Cancer of the Ear Canal
These cancers are rare, but when they do occur, they are most likely to be a squamous cell carcinoma. Cancers of the glands of the ear can occur, however, these are also extremely rare. Cancer of the glands of the ear is likely to be of a type known as adenoid cystic carcinoma. These types of cancers can be found in the outer portion of the ear canal or in the deeper portion of the ear canal.
What are the Symptoms?

  • Discharge from the ear canal, often tinged with blood
  • Hearing loss
  • Earache
  • Sometimes facial paralysis on the side of the affected ear

The cause of these cancers are unknown, however, it would appear to be more common in older individuals who have a long history of outer ear infection called ‘otitis externa’.
Can It Spread?
Yes, this type of cancer can spread into portions of the middle ear.
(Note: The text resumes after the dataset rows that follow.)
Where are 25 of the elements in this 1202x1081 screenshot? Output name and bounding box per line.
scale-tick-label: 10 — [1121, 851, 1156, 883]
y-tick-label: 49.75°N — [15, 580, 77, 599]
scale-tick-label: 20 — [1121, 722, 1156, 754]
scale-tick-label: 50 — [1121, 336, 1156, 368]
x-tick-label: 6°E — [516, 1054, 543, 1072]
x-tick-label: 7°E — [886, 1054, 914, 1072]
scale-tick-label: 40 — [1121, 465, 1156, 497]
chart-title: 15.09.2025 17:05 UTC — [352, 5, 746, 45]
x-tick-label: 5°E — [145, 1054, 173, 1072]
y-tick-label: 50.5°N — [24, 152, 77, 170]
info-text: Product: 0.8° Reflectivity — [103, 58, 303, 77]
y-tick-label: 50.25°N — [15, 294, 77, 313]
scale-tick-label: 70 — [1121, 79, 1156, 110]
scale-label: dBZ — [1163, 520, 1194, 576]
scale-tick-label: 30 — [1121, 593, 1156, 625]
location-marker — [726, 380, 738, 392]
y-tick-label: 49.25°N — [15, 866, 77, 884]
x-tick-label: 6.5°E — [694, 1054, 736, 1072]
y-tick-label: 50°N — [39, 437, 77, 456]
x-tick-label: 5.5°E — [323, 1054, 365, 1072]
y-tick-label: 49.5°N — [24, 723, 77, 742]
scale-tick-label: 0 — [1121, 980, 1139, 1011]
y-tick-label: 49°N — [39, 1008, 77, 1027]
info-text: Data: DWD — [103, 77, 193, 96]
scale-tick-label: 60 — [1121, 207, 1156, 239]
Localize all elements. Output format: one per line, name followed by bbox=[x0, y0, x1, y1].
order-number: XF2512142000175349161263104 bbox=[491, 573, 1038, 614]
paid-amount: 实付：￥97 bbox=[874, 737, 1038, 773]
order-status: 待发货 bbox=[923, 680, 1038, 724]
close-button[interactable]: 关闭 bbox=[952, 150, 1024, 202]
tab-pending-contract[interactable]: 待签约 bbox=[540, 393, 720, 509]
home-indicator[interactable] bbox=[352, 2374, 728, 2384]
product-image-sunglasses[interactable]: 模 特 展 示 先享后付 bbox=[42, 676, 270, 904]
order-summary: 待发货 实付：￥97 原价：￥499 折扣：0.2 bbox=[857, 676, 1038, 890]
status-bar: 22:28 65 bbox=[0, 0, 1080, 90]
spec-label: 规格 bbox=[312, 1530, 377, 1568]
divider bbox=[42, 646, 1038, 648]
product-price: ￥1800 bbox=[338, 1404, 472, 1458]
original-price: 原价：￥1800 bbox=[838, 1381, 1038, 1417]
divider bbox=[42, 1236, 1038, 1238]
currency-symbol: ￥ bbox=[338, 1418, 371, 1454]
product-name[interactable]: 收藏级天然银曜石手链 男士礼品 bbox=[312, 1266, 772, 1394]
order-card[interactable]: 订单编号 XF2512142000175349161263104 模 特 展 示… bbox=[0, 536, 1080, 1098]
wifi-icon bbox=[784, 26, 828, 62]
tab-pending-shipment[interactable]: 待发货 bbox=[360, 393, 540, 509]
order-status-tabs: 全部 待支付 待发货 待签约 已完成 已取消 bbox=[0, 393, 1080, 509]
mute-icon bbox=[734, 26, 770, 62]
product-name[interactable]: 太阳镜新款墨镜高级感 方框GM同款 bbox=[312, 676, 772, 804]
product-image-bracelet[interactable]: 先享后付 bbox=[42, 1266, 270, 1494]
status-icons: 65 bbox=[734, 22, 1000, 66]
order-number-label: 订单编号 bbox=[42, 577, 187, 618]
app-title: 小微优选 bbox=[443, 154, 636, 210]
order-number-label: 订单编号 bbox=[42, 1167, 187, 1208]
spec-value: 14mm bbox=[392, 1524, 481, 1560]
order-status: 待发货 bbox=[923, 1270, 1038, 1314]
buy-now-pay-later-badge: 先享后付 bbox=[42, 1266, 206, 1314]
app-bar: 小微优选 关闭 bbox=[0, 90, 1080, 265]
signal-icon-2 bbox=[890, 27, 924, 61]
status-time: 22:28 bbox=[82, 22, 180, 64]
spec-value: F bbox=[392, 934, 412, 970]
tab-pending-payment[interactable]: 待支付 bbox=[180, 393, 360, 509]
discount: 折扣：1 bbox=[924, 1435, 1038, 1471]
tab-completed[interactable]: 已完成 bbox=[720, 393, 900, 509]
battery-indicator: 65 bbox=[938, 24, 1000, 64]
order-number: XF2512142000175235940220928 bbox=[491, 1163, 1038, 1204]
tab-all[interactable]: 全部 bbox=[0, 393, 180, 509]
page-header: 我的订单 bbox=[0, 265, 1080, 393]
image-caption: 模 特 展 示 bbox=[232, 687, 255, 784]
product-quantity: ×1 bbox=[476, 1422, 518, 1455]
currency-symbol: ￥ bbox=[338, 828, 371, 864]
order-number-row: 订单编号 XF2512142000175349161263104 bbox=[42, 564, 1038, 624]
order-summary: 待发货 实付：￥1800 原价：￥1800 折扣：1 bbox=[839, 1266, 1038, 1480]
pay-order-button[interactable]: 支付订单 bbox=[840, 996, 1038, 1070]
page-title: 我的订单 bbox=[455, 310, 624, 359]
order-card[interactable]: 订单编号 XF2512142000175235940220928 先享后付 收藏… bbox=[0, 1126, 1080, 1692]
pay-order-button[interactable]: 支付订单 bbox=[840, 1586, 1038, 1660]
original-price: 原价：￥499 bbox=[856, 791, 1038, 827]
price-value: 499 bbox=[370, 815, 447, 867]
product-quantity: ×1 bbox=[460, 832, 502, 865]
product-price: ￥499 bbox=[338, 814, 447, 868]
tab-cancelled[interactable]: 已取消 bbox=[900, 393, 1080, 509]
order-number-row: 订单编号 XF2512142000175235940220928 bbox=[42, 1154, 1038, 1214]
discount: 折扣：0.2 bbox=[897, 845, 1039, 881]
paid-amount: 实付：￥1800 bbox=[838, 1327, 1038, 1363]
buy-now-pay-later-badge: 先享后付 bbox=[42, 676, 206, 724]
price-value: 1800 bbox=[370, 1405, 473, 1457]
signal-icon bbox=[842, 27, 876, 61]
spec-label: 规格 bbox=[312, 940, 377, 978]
Also, it is possible for the cancer to spread into the parotid gland (salivary gland located beneath the ear and around the angle of the jaw), or backwards into the middle ear. It can also spread to the lymph nodes, which are located in front of and behind the ear as well as the neck, although this is rare in most cases.
How is It Treated?
These types of cancers can be treated surgically. Often, the surgical procedure would consist of using a combination of a common middle ear surgery known as a mastiodectomy, along with removal of the parotid gland. Sometimes removal of the tempero-madibular joint (jaw joint) is a possibility, but is almost never done and would be followed with a neck dissection. Some patients have radiotherapy as the first treatment for cancer of the ear, however, radiotherapy is usually given post operatively destroying any small areas of cancer cells which cannot be removed surgically.
Cancer of the Middle Ear
This type of cancer is mainly known as squamous cell carcinoma; however is very rarely encountered.
What are the Symptoms?

  • Long-term discharging ear
  • Hearing loss
  • More recent blood-stained discharge
  • Sometimes facial paralysis

Can It Spread?
It commonly spreads to the surrounding close structures such as the bone, and can damage the facial nerve, causing facial paralysis. It can also spread to the lymph nodes. This will be checked by regular examination of the neck and a CT scan.
How is It Treated?
This form of cancer can be identified by a biopsy. CT or MRI scanning will show the extent of the tumor. A team of specialists will explain the best course of action and why. Also discussed will be the alternatives and any possible side effects of any treatment options. Most often it is treated surgically followed by post operative radiotherapy in order to destroy small areas of cancer cells not able to be removed at the time of operation. Your team will talk to you about the effects of the operation, which will include deafness on that side.
Glomus Tumor
Glomus tumors are benign, rarely malignant, tumors of the ear that arise from the outer layers of the blood vessels found in the middle ear.
What are the Symptoms?

  • Usually seen as a polyp in the middle ear
  • Hearing loss
  • Pulsating tinnitus
  • Blood-stained ear discharge
  • Dizziness/Vertigo
  • Facial paralysis
  • Earache

What Caused It?
The cause is not really known. Symptoms are very slow to progress so, in many cases, the patient has not consulted his or her GP until later symptoms, such as an earache or tinnitus. The doctor will notice an obvious middle ear polyp upon examination of the ear or a red or blue-tinged swelling behind the eardrum.
How is It Treated?
The details of the treatment are specific to the place from which the tumor originated, and it depends on how large it has become. More often than not, it can be removed surgically, and depending on the likelihood of nerve damage, radiotherapy can slow the growth and keep the disease in check for many years.